Our final concern is that the Bill gives the Secretary of State sweeping powers to amend the Copyright, Design and Patent Act 1988 without debate on the floor of the House.
We trust that these concerns will be represented throughout the remaining passage of the Bill. We would be delighted to make additional representations either in writing or in person to explore options to ensure that a compromise option can be found to the benefit of all the individuals and organisations concerned with the consequences of enacting Clause 42 of the Digital Economy Bill.”
That’s a pretty good letter: it comprehensively lays out the flaws in a complex piece of legislation that’s largely been ignored. In fact, it’s a very good letter indeed. There’s just one thing wrong with it: the letter was never sent.
Although Getty described the letter above as the final version, and stressed that it would not be subject to change, BAPLA immediately suggested that it could be “improved”, and offered to do so. The task was delegated to BAPLA CEO Simon Cliffe, who was charged with redrafting it in consultation with the other photographers’ representatives. This does not appear to have been a happy experience. Cliffe has described the process as “picking teeth”, while the other contributors accuse him of failing to answer questions and points raised, and ignoring alternative drafts to his own. Nonetheless by mid-March Cliffe felt able to declare “with Draft Five we have a draft that is final, finished and complete, with contributions from all”.

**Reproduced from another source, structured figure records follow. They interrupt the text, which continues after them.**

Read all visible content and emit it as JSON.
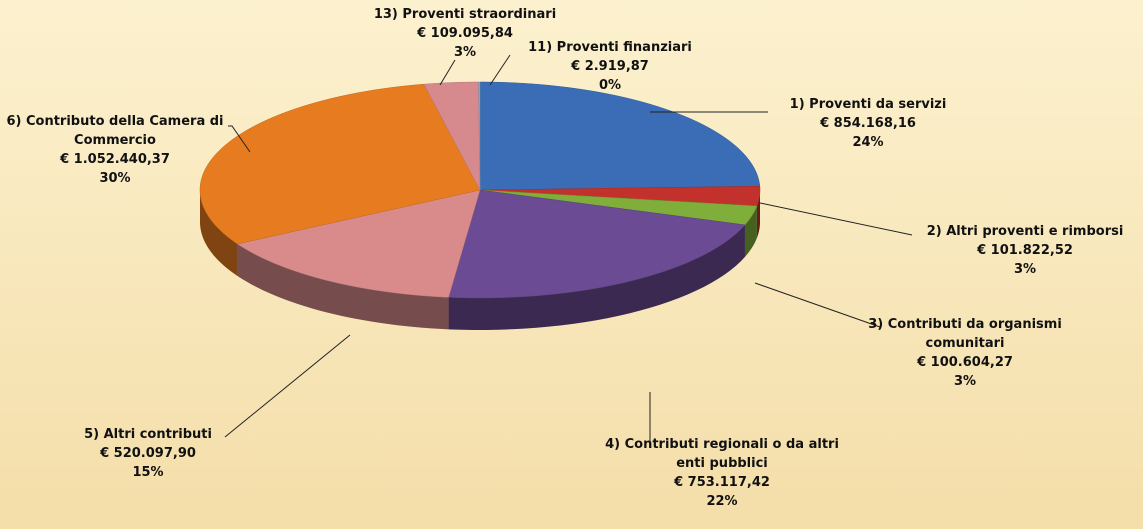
{
  "chart_data": {
    "type": "pie3d",
    "categories": [
      "1) Proventi da servizi",
      "2) Altri proventi e rimborsi",
      "3) Contributi da organismi comunitari",
      "4) Contributi regionali  o da altri enti pubblici",
      "5) Altri contributi",
      "6) Contributo della Camera di Commercio",
      "13) Proventi straordinari",
      "11) Proventi finanziari"
    ],
    "values": [
      854168.16,
      101822.52,
      100604.27,
      753117.42,
      520097.9,
      1052440.37,
      109095.84,
      2919.87
    ],
    "value_labels": [
      "€ 854.168,16",
      "€ 101.822,52",
      "€ 100.604,27",
      "€ 753.117,42",
      "€ 520.097,90",
      "€ 1.052.440,37",
      "€ 109.095,84",
      "€ 2.919,87"
    ],
    "percent_labels": [
      "24%",
      "3%",
      "3%",
      "22%",
      "15%",
      "30%",
      "3%",
      "0%"
    ],
    "colors": [
      "#3a6db5",
      "#c3312c",
      "#7fae3a",
      "#6b4b93",
      "#d98b8c",
      "#e67c1f",
      "#d68a8e",
      "#8ea8c8"
    ]
  }
}
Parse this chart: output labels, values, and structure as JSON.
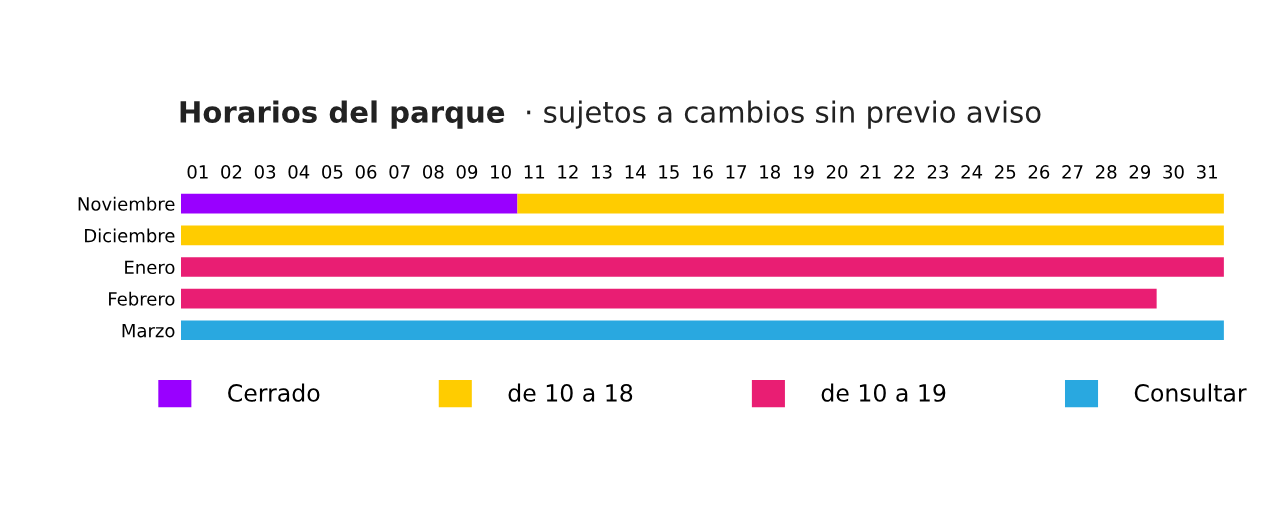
{
  "chart_data": {
    "type": "bar",
    "orientation": "horizontal",
    "stacked": true,
    "title": "Horarios del parque",
    "subtitle": "· sujetos a cambios sin previo aviso",
    "categories": [
      "Noviembre",
      "Diciembre",
      "Enero",
      "Febrero",
      "Marzo"
    ],
    "series": [
      {
        "name": "Cerrado",
        "color": "#9900ff",
        "values": [
          10,
          null,
          null,
          null,
          null
        ]
      },
      {
        "name": "de 10 a 18",
        "color": "#ffcc00",
        "values": [
          21,
          31,
          null,
          null,
          null
        ]
      },
      {
        "name": "de 10 a 19",
        "color": "#e91e73",
        "values": [
          null,
          null,
          31,
          29,
          null
        ]
      },
      {
        "name": "Consultar",
        "color": "#29a8e0",
        "values": [
          null,
          null,
          null,
          null,
          31
        ]
      }
    ],
    "xlim": [
      0,
      31
    ],
    "xticks": [
      {
        "value": 0.5,
        "label": "01"
      },
      {
        "value": 1.5,
        "label": "02"
      },
      {
        "value": 2.5,
        "label": "03"
      },
      {
        "value": 3.5,
        "label": "04"
      },
      {
        "value": 4.5,
        "label": "05"
      },
      {
        "value": 5.5,
        "label": "06"
      },
      {
        "value": 6.5,
        "label": "07"
      },
      {
        "value": 7.5,
        "label": "08"
      },
      {
        "value": 8.5,
        "label": "09"
      },
      {
        "value": 9.5,
        "label": "10"
      },
      {
        "value": 10.5,
        "label": "11"
      },
      {
        "value": 11.5,
        "label": "12"
      },
      {
        "value": 12.5,
        "label": "13"
      },
      {
        "value": 13.5,
        "label": "14"
      },
      {
        "value": 14.5,
        "label": "15"
      },
      {
        "value": 15.5,
        "label": "16"
      },
      {
        "value": 16.5,
        "label": "17"
      },
      {
        "value": 17.5,
        "label": "18"
      },
      {
        "value": 18.5,
        "label": "19"
      },
      {
        "value": 19.5,
        "label": "20"
      },
      {
        "value": 20.5,
        "label": "21"
      },
      {
        "value": 21.5,
        "label": "22"
      },
      {
        "value": 22.5,
        "label": "23"
      },
      {
        "value": 23.5,
        "label": "24"
      },
      {
        "value": 24.5,
        "label": "25"
      },
      {
        "value": 25.5,
        "label": "26"
      },
      {
        "value": 26.5,
        "label": "27"
      },
      {
        "value": 27.5,
        "label": "28"
      },
      {
        "value": 28.5,
        "label": "29"
      },
      {
        "value": 29.5,
        "label": "30"
      },
      {
        "value": 30.5,
        "label": "31"
      }
    ],
    "grid": false,
    "legend": "bottom"
  }
}
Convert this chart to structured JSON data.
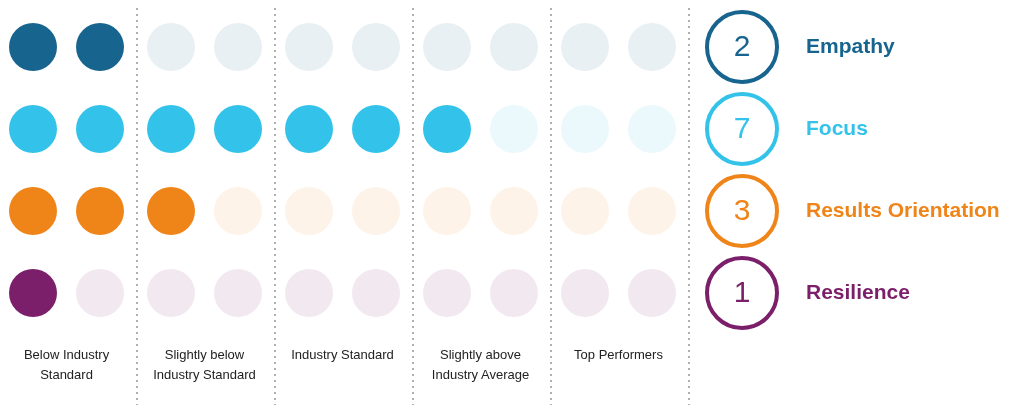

In fact some contributors were distinctly unhappy with Draft Five. EPUK in particular felt that BAPLA had seriously weakened Getty’s supposedly non-negotiable letter. However, aware that the DEB was heading to parliament within weeks, and eager to maintain unity, the various contributors agreed to Cliffe’s Draft Five.
At which point Cliffe disappeared, only to re-emerge a week later with a double whammy: the letter had been rewritten yet again – this time without consultation – and was to be published without further delay. Other contributors were enraged by Cliffe’s new final version, described as “nauseating and obsequious”. However before they could respond BAPLA published the letter in a press release, describing it as a joint statement from the UK photography industry.
It’s not yet clear why BAPLA felt the need to so comprehensively neuter Getty’s original proposal. It may have been simple fear: the UK’s Intellectual Property Office are known to have threatened to make things difficult for organisations that try to oppose the DEB. And some have speculated that BAPLA may see a role for themselves as one of the “collecting societies” that the DEB proposes under its Extended Collective Licensing scheme.
Whatever the reason for BAPLA’s behaviour, UK photographers aware of it are as furious at BAPLA as their US colleagues were at the ASMP’s orphan works capitulation. “We thought Getty were the US cavalry riding to the rescue,” comments one, “but they turned into BAPLA’s My Little Pony. The IPO will be pissing themselves laughing to have received an ultimatum that says ‘we aren’t happy but look forward to collaborating fully with your proposals for raping us’”.